Took a quick photo of the tank before I left 










Also some reef mail!

Beamworks 9x 1w LED 6 white and 3 blue, it was a purchased before the tank. So it will get used for the time being. I will purchase a MarsAqua 165w LED light maybe this weekend.

I'll keep the Beamworks for backup or another nano.


----------



## poy (Jan 14, 2015)

Update to the reefscape, more space up front and heater moved into CPR BakPak. Added LPS mutant mini hammer frag on left rock. Picked up 3x Astrea snails to a beginning of a clean up crew


----------



## Bullet (Apr 19, 2014)

Nice !
Thanks for sharing 
Good luck


----------



## paulie (Mar 25, 2013)

good looking tank there!


----------



## poy (Jan 14, 2015)

Well CanadaPost delivered the MarsAqua 165w LED light. Wow this thing is powerful on full (not tested full levels on tank). I've set it 11.5" away from the water. It's longitudinally mounted with single shelf bracket w/brace and 3x concrete anchors. So far so good! Currently at 20%, I'll get some split loom to clean up the wiring when I have a chance.


----------



## poy (Jan 14, 2015)

Setup the Jebo 8G in perpetration to the Brantford Coral Show. Excited to get some new frags aside from green! rare Ritzcracker sps


----------



## poy (Jan 14, 2015)

So some time has passed and I have gotten some zoas/paly's (type? unknown, i'm terrible with names) as well a BTA anemone. My RW8 wave maker is now on a 12v adapter. The 24v adapter provided was too powerful to even use on full low. Still have to pick up an RODI setup and get off the tap water. Other than that, everything is going great in the tank. I feel like the rock scape could be better.


----------



## altcharacter (Jan 10, 2011)

Everything in your tank looks super healthy for what it is. Nano tanks aren't easy to keep due to the overwhelming problems they produce but your tank is coming along very well. I can't wait to see what you do with a 90g!

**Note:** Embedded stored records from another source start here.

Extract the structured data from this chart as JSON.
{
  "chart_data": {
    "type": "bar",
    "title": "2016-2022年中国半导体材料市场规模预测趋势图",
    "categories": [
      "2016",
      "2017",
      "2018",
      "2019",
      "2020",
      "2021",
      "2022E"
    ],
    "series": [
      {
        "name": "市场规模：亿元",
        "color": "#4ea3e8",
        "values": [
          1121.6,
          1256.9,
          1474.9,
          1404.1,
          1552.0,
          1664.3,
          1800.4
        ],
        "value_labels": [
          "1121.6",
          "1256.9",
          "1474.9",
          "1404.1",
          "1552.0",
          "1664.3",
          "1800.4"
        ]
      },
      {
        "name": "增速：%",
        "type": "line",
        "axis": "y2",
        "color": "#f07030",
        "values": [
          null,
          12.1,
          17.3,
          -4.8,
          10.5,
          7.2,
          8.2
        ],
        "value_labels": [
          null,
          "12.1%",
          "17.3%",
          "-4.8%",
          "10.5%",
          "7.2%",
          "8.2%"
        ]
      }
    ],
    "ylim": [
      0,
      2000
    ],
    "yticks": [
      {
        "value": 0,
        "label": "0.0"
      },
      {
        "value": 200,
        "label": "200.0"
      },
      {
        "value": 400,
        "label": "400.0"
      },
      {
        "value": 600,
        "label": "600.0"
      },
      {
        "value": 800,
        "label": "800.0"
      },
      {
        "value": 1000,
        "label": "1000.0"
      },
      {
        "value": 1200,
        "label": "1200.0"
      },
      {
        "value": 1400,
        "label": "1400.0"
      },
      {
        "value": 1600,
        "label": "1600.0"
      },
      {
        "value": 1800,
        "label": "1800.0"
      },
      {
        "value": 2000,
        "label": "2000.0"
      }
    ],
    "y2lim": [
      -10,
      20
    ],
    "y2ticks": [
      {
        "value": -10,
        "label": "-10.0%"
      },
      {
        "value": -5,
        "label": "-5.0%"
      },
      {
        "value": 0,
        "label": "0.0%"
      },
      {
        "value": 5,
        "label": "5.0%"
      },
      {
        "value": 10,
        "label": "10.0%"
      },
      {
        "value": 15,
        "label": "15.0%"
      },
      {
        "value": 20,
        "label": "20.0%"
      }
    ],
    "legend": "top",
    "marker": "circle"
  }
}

Also that 8g is itching ro have salt in it again. Can't believe I sold it 
Good to see someone is putting it to use though


----------



## poy (Jan 14, 2015)

Dave, I got you man! Here is what's become of it, has live rock with some GSP and zoa's. It turned into a bare bottom nano reef, was more to see what it would be like with no substrate in small scale.


----------